Johnson has been the coach for 38 years, 12 of which as head coach. He also played for North Attleborough as Number 2, as did his sons.
“It was special, you felt the enormity of the game,” he said. “Some guy now is wearing my number, you feel that extra pressure to play well on that day.”
North Attleborough recently celebrated both an undefeated season and winning the Davenport Division Championship of the Hockomock League following a last-moment win against Foxboro. This earned the team a bye week, and Johnson said they have been training hard to prepare against Attleboro. In 2019, North lost the Thanksgiving Day game and suffered some injuries to the players. Johnson said that overall, North as more than 60 wins and around 30 losses, with a second half of the century going their way. In recent years, however, he said it has been anyone’s game.

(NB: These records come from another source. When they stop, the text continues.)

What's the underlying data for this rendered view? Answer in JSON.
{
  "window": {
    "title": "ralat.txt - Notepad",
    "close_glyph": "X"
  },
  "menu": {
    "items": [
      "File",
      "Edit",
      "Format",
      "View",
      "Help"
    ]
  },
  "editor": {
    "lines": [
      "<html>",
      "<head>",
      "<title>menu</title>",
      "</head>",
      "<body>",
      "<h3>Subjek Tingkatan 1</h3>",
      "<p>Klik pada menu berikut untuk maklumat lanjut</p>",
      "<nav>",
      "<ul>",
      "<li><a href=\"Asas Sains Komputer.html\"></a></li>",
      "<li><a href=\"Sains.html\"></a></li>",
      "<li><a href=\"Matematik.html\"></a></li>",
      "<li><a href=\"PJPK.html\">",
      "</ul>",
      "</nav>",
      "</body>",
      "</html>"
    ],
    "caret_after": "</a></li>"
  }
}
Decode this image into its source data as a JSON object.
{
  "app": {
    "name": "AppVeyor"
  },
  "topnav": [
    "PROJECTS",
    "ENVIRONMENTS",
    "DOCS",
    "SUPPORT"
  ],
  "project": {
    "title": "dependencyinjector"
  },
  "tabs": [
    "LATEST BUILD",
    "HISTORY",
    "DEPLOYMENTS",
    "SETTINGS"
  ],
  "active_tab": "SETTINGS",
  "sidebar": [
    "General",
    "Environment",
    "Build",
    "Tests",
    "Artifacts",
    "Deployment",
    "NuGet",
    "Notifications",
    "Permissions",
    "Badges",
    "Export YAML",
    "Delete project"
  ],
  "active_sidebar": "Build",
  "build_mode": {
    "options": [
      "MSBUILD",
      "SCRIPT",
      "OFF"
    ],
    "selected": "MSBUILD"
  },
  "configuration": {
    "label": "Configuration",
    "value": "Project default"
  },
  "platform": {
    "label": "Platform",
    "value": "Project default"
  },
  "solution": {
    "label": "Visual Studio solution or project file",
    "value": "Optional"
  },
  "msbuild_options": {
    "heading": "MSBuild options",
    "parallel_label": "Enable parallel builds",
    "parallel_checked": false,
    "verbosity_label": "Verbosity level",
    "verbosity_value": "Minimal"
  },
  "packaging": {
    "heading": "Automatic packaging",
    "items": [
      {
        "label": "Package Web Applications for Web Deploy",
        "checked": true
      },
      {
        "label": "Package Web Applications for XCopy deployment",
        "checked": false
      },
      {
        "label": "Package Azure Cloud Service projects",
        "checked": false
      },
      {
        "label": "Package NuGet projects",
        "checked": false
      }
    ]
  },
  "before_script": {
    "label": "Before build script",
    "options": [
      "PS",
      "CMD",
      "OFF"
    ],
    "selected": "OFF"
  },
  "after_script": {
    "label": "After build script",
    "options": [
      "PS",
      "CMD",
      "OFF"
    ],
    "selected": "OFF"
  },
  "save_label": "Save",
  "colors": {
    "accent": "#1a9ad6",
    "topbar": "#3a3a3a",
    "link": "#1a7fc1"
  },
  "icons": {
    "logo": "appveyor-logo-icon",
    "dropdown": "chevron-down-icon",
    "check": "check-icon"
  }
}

“It’s a whole different atmosphere when we play,” he said.
Johnson said that Attleboro’s advantage is in their strength and running capability. It proved a decisive advantage in 2019, and so the team has focused on weight training. When the season was delayed and access to the gym not possible dude to COVID restrictions, a makeshift gym was established in a maintenance shed. Johnson said the restrictions mean a limit on the number of players on the roster, which has led to some of injuries. In addition, 11 players had to be quarantined due to potential COVID exposure. However, this is a challenge that other schools are facing, and it touches on an important lesson.
“One of the great lessons in football is you’re gonna get knocked down and you need to get back up,” said Johnson. “It’s been the message that there’s only so much you can control. How hard we work every day reflects that attitude and the effort from the kids has been phenomenal.”